Agora…é a doer

Terminada a fase de grupos do campeonato mundial de futebol, é já amanhã que se iniciam os primeiros duelos dos oitavos-de-final, nomeadamente, entre o Uruguai e Portugal. A seleção uruguaia liderou o grupo A, tendo vencido os três jogos da primeira fase. Por sua vez, as quinas ficaram em segundo lugar do grupo B, tendo sofrido até ao último minuto, do terceiro jogo, para garantir a qualificação.

Analisando o percurso de ambas seleções, até ao momento, é de salientar o facto de a equipa celeste não ter sofrido qualquer golo, nos três jogos da fase de grupos, tendo também, convencido os adeptos com boas exibições. Já a seleção portuguesa tem demonstrado algumas fragilidades na defesa, bem como, na capacidade de criar perigo aos adversários, não tendo, assim, convencido com “bom futebol”. Quanto à história, as seleções apenas se defrontaram duas vezes, em jogos particulares, sendo que, as quinas venceram uma vez e empataram outra. O jogo de amanhã, será assim, o terceiro jogo – o primeiro oficial – entre as equipas. Já na história individual na competição, a seleção sul-americana leva a melhor, uma vez que, já se sagrou campeã do mundo, por duas vezes, enquanto a portuguesa, ainda, não conseguiu tal feito.

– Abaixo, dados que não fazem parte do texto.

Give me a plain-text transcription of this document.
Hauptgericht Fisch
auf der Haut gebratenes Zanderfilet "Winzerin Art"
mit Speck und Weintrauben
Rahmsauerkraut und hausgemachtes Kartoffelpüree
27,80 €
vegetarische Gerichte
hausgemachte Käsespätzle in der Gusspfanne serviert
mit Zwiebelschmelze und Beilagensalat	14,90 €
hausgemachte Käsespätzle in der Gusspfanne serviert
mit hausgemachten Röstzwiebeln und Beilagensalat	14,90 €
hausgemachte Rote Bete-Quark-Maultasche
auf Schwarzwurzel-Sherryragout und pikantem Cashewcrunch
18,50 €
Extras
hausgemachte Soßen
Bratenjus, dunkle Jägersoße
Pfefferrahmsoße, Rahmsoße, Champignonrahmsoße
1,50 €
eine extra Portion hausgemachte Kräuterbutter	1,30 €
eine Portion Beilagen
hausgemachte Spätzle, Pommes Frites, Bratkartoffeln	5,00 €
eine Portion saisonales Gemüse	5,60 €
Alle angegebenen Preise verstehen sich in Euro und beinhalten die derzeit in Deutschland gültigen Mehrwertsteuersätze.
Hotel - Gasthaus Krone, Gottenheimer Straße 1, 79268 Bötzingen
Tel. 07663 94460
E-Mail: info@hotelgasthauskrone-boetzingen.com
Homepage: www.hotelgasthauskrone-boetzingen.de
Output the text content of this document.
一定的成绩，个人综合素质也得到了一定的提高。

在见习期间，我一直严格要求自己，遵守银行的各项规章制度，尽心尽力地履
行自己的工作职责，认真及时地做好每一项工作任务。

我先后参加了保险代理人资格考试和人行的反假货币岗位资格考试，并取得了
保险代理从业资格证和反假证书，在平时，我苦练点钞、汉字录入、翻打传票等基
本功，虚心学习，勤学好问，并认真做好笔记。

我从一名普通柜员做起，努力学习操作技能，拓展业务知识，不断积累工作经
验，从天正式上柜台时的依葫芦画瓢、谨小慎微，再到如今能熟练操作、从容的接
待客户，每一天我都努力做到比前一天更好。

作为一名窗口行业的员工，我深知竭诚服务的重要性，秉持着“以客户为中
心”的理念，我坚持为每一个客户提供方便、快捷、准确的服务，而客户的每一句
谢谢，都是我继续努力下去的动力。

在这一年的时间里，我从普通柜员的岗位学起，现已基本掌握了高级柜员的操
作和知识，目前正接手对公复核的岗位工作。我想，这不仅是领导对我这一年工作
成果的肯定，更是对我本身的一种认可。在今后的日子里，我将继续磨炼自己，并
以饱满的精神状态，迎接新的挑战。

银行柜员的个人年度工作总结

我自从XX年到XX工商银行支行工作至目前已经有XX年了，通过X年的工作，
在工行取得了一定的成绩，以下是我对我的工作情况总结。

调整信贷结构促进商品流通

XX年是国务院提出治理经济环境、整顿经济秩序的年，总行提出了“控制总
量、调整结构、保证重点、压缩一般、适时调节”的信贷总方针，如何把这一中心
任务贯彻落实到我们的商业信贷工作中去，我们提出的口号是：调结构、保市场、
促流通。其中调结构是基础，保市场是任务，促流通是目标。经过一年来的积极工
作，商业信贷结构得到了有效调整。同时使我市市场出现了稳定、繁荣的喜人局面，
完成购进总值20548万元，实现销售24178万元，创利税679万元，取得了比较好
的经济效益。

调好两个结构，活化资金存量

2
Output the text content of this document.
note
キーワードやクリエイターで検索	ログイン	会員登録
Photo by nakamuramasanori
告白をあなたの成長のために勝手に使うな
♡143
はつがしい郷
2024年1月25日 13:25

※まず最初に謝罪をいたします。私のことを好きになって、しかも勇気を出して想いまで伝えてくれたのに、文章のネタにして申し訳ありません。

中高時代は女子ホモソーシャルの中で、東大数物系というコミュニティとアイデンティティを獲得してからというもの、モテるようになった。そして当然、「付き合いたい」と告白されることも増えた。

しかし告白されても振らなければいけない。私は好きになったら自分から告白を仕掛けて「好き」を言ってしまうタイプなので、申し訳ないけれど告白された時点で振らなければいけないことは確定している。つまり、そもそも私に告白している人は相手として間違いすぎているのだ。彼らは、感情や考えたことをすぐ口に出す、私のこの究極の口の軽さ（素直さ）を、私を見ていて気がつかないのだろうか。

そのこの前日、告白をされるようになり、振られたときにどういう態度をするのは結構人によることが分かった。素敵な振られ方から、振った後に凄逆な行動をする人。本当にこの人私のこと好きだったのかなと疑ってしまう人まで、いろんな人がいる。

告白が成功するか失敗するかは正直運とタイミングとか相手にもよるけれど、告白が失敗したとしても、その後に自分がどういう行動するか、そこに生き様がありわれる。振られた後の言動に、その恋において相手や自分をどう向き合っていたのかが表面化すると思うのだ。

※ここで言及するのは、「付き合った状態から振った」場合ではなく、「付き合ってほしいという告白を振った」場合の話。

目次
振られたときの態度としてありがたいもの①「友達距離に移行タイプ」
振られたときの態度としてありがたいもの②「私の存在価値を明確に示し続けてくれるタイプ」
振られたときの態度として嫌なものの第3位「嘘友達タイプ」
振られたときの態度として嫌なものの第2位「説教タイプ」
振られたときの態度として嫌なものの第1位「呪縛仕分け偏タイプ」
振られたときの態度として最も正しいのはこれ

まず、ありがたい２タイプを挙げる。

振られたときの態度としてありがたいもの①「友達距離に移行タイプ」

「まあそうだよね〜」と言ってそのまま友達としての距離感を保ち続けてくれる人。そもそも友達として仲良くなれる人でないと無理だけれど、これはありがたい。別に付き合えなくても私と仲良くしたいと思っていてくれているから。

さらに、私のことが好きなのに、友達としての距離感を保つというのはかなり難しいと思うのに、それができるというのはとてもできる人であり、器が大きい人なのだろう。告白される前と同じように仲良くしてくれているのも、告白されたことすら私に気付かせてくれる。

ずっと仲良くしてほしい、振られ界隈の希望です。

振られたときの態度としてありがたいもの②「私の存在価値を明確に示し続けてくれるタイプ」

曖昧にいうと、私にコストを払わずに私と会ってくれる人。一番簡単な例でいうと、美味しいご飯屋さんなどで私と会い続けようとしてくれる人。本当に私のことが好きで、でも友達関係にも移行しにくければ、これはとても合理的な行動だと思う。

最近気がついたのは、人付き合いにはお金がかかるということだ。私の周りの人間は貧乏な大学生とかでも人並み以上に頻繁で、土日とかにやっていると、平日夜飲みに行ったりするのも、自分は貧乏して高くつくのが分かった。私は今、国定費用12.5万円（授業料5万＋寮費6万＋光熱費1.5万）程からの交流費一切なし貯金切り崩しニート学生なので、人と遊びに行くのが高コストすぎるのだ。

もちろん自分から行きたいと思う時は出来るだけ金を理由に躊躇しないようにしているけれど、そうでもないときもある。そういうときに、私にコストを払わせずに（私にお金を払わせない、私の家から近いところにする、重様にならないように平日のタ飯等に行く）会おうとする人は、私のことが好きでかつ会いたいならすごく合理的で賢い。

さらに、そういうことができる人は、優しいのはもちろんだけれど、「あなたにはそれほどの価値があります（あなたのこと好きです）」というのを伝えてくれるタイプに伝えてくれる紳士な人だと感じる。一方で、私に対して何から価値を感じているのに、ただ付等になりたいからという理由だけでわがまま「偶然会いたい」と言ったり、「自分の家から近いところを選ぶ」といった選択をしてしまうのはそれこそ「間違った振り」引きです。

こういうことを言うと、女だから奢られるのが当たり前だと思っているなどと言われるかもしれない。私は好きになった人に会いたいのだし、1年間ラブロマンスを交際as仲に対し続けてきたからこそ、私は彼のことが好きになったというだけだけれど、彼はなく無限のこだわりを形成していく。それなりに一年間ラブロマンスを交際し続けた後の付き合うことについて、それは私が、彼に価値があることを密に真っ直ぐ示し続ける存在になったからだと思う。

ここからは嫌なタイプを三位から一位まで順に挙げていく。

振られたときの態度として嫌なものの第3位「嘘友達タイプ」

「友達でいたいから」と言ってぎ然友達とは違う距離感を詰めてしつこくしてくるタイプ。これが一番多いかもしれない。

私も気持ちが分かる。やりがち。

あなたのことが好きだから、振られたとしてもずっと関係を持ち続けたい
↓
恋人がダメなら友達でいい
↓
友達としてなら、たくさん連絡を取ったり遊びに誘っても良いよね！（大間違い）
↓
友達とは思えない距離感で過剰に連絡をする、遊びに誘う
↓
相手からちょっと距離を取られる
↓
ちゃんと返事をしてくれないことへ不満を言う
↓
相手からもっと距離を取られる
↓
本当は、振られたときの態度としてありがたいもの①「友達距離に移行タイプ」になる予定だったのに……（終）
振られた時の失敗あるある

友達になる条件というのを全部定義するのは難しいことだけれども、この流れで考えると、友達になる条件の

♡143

Apesar disso, a fase “mata-mata”, que amanhã arranca, tem-nos habituado a grandes surpresas, onde muitas vezes, as estatísticas e a história são contrariadas. Neste seguimento, apesar de Portugal defrontar um adversário motivado e forte, defensivamente e no ataque, tem 90 minutos para conseguir anular as forças do Uruguai e, assim, alcançar a vitória e, consequentemente, a passagem aos quartos-de-final. A tarefa não será fácil: a defesa portuguesa terá de estar atenta ao ataque demolidor, Luis Suárez e Cavani, fortes no duelo um para um, mas também nas bolas paradas. Além disso, o meio-campo português terá, impreterivelmente, de fruir a bola com rapidez, até à linha mais avançada, para que estes consigam surpreender e derrubar a defesa sólida do Uruguai (nomeadamente, Godín e Giménez). Assim, sendo o Uruguai uma equipa forte em todos os sectores (defesa, ataque e com um meio-campo renovado) é difícil encontrar-lhe pontos fracos, contudo, uma possível solução para derrubar a mesma, poderá consistir na exploração das laterais e, também, através da implementação de um jogo mais forte no meio-campo, obrigando ao desgaste elevado dos jogadores uruguaios, nessa posição.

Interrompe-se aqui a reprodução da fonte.